Award Information
Description of original award (Fiscal Year 2022, $2,000,000)
The Center for Children & Youth Justice (CCYJ), Leadership, Intervention, & Change - LINC program brings together a community-wide, multi-jurisdictional, and multi-disciplinary coordinated effort to reduce youth gun violence and involvement of young people in gangs in King County, Washington. The project will work with up to 200 young people annually who are involved with, or at risk of involvement with, gangs and/or violence.
LINC implements with fidelity the evidence-based Comprehensive Gang Model (CGM).
The LINC Steering Committee brings together key decision makers from youth-serving agencies, local and state government, school districts, law enforcement, superior court, faith-based leaders, and community and grassroots groups. The Steering Committee shapes the Community Assessment and develops an actionable Community-Specific Violence Reduction Strategic Plan to support ongoing evaluation of LINC’s progress in reducing youth gang involvement.
Service provision to youth is coordinated through street outreach and three geographically focused Multi-Disciplinary Intervention Teams (MDITs), which include street outreach workers, case managers, school representatives, probation counselors, behavioral health specialists, law enforcement officers, and employment providers. Street outreach reaches youth in the community where they are at, both physically and emotionally/developmentally. LINC outreach workers are credible messengers, with lived experience, almost all Black, Indigenous or People of Color (BIPOC). They are able to engage and mentor youth, and use trauma-informed approaches to help youth set goals and change their lives. The MDITs use a team-based case management approach, reviewing each youth’s plan and progress to determine what wraparound services can help them meet the goals they have identified for themselves.

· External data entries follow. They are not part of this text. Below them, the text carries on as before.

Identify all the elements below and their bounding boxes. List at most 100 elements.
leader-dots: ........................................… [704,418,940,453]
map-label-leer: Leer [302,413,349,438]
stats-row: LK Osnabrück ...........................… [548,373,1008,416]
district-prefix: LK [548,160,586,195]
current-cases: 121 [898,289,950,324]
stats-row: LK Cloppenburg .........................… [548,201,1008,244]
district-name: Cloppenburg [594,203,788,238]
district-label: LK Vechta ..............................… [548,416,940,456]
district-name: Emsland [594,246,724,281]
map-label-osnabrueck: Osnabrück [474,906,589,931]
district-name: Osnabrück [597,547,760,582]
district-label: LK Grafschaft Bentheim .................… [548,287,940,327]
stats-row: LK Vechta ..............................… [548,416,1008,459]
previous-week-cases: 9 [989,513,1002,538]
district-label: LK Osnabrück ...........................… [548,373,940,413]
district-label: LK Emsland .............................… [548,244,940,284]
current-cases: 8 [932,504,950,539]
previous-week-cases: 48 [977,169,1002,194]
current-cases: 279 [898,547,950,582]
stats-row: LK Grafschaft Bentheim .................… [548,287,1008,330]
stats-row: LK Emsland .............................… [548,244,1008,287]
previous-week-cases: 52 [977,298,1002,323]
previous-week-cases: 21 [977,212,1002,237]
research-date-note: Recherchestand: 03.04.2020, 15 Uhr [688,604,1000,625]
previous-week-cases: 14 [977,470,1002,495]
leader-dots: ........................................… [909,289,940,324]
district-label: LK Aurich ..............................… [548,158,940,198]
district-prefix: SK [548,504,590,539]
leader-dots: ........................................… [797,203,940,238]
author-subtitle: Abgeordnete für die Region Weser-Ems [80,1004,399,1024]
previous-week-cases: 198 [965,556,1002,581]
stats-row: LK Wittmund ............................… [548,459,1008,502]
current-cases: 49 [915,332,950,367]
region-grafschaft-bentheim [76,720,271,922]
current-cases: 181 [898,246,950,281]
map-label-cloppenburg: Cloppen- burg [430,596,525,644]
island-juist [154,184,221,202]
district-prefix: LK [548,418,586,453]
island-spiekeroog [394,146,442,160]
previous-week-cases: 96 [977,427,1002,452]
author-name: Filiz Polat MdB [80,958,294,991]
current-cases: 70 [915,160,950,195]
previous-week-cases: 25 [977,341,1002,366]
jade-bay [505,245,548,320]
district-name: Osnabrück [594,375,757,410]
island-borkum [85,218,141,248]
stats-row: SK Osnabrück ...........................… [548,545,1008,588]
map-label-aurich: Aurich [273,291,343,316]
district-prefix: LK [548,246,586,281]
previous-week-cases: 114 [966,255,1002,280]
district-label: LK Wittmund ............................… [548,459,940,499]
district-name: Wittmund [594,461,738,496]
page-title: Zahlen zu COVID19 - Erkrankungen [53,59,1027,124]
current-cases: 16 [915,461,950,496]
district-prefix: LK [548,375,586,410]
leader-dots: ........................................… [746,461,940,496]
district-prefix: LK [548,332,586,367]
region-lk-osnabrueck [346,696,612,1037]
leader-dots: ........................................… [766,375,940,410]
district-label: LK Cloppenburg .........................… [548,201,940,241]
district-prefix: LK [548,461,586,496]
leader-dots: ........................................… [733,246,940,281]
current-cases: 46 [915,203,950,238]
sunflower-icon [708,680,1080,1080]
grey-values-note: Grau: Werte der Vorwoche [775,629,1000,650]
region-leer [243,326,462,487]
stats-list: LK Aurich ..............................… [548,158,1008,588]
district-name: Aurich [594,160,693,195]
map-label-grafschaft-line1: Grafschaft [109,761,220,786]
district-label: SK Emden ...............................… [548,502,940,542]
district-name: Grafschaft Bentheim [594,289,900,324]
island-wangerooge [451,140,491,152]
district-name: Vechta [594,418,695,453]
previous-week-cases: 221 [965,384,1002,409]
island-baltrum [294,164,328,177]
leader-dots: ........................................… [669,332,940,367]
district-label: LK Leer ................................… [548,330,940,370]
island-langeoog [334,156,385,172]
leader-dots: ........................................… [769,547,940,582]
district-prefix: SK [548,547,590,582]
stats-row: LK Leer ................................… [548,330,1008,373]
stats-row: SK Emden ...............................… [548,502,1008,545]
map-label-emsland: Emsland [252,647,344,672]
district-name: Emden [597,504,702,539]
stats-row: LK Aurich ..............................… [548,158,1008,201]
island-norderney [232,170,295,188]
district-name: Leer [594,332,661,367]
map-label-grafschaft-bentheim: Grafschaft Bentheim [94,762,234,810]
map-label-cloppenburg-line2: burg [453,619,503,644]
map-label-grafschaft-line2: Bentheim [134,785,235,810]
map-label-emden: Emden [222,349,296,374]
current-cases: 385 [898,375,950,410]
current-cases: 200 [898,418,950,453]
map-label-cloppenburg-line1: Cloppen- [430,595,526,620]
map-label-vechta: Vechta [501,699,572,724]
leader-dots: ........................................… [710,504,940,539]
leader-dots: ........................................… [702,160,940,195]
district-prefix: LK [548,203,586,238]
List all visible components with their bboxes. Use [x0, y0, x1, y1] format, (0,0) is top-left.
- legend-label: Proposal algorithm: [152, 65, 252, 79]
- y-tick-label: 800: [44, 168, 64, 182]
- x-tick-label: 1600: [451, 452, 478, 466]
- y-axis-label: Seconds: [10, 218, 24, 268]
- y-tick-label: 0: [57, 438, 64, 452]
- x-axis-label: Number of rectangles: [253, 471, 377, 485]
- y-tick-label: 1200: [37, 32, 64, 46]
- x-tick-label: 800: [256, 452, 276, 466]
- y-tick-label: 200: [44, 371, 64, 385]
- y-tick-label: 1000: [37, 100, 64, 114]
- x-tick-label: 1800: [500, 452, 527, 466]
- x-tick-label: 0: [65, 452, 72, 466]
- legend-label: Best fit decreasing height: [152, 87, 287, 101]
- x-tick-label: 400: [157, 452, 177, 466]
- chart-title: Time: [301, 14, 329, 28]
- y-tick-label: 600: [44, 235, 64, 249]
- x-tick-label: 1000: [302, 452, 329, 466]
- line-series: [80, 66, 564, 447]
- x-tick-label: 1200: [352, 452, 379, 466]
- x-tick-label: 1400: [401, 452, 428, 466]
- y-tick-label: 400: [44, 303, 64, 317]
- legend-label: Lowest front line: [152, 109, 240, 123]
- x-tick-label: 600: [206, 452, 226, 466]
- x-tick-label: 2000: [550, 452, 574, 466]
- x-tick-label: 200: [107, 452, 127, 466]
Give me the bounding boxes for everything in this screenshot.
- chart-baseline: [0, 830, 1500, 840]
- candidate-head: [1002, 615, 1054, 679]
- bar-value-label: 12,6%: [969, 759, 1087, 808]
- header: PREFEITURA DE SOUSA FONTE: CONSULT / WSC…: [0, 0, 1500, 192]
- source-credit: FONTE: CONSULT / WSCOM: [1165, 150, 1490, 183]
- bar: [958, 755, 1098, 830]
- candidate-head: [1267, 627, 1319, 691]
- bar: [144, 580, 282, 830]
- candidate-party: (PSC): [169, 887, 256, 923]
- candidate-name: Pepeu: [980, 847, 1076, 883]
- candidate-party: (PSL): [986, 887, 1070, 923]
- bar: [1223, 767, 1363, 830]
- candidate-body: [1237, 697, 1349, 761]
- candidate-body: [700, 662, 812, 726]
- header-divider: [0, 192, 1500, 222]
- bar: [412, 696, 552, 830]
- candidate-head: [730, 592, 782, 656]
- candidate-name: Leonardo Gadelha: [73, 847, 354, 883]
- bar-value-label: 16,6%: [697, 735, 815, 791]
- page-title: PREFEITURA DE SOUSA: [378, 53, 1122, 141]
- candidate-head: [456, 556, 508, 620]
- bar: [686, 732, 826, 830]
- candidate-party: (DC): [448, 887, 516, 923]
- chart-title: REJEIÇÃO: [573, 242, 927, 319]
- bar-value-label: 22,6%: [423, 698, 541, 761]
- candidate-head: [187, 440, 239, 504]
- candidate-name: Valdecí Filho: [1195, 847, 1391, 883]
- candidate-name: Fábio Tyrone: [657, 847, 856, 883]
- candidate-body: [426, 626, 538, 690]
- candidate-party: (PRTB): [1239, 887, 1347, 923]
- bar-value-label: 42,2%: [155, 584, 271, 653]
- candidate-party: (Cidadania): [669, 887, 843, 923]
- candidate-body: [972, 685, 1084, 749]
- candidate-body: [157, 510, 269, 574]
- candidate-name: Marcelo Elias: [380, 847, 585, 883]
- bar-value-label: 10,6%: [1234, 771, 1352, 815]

Most of LINC’s programmatic work is focused in the South King County and Seattle communities that have historically accounted for more than 90% of firearm violence in the county. LINC’s system change work through the Steering Committee is countywide in Washington’s most populous and diverse county.
Outcomes anticipated for youth depending on their individual goal areas include: 50% reduction in gang activity/association; 25% improvement in academic performance; 30% enrollment in school; 45% improvement in school attendance; 60% obtaining employment; and 50% attending work regularly.
CCYJ is seeking priority consideration under Priority 1A (see pp 10-11 of narrative); and under Priority 1B (see pp 13-14): through a sub-award with Freedom Project, a culturally specific, grassroots organization directed by and serving BIPOC communities impacted by mass incarceration, receiving $600,000 (30% of requested award funding) over the grant period.